First, concerning Frost's "The Road Not Taken," the speaker doesn't "have" literary devices, he "uses" literary devices.
And the central literary device he uses is extended metaphor. In literature, roads and journeys often symbolize the roads or journeys of life, and the speaker's use here is no exception. The road the speaker chooses to travel is metaphorically compared to the road he takes in life, and the road he chooses not to take is metaphorically compared to the road he does not take in life.
That said, the road the speaker chooses not to take is really the center of the poem itself. The poem is about regrets concerning missed opportunities. More specifically, the poem is about the speaker's obsession with missed opportunities. He is indecisive and regrets not being able to take both roads, even though doing so is impossible.

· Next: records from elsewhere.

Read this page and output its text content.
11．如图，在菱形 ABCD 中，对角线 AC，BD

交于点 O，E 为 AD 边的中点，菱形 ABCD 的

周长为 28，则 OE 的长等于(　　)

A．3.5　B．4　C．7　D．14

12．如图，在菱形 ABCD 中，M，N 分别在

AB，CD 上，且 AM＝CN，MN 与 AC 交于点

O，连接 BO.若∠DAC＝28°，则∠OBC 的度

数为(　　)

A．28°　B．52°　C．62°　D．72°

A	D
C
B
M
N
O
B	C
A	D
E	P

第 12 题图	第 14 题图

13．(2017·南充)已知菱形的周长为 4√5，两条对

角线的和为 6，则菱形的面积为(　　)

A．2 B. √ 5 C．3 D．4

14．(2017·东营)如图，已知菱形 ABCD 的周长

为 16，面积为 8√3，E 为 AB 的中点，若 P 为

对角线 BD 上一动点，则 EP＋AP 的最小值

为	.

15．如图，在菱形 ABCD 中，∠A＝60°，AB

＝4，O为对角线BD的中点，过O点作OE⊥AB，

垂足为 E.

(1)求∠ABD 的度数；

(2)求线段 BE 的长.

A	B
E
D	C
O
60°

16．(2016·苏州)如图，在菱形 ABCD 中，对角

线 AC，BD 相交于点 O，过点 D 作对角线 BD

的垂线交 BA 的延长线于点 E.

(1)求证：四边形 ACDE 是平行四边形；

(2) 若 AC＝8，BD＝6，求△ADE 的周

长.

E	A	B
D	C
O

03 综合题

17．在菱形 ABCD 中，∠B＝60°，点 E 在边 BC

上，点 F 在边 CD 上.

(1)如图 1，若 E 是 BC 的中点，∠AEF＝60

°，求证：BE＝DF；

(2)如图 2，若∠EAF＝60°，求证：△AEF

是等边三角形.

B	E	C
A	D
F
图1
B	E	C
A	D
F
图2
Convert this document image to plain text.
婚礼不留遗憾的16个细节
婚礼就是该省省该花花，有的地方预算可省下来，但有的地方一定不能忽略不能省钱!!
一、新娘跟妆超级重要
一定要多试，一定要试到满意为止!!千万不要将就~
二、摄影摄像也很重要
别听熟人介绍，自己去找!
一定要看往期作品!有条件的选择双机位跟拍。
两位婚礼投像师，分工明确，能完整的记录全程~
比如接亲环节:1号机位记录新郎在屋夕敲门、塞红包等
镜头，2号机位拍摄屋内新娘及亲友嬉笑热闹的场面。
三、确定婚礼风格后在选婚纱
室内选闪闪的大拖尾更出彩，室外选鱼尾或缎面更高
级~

The speaker will tell the story years later, as a regret, a "sigh," perhaps a chuckle. He doesn't know what difference his choice of road will make, and the roads are pretty much the same, by his own admission:
Though as for that [there being a difference between the two roads], the passing there
Had worn them really about the same,...
But in the poem's present he can see himself, having obsessed over the difference for years, telling listeners that a great difference existed.
Concerning other literary devices, the enotes Study Guide on the poem says the following:
Frost composed this poem in four five-line stanzas with only two end rhymes in each stanza (abaab). The flexible iambic meter has four strong beats to the line. Of the technical achievements in “The Road Not Taken,” one in particular shows Frost's skill at enforcing meaning through form. The poem ends:
Two roads diverged in a wood, and I—
I took the one less traveled by,
And that has made all the difference.
The indecision of the speaker—his divided state of mind—is heightened by the repetition of “I,” split by the line division and emphasized by the rhyme and pause. It is an effect possible only in a rhymed and metrical poem—and thus a good argument for the continuing viability of traditional forms.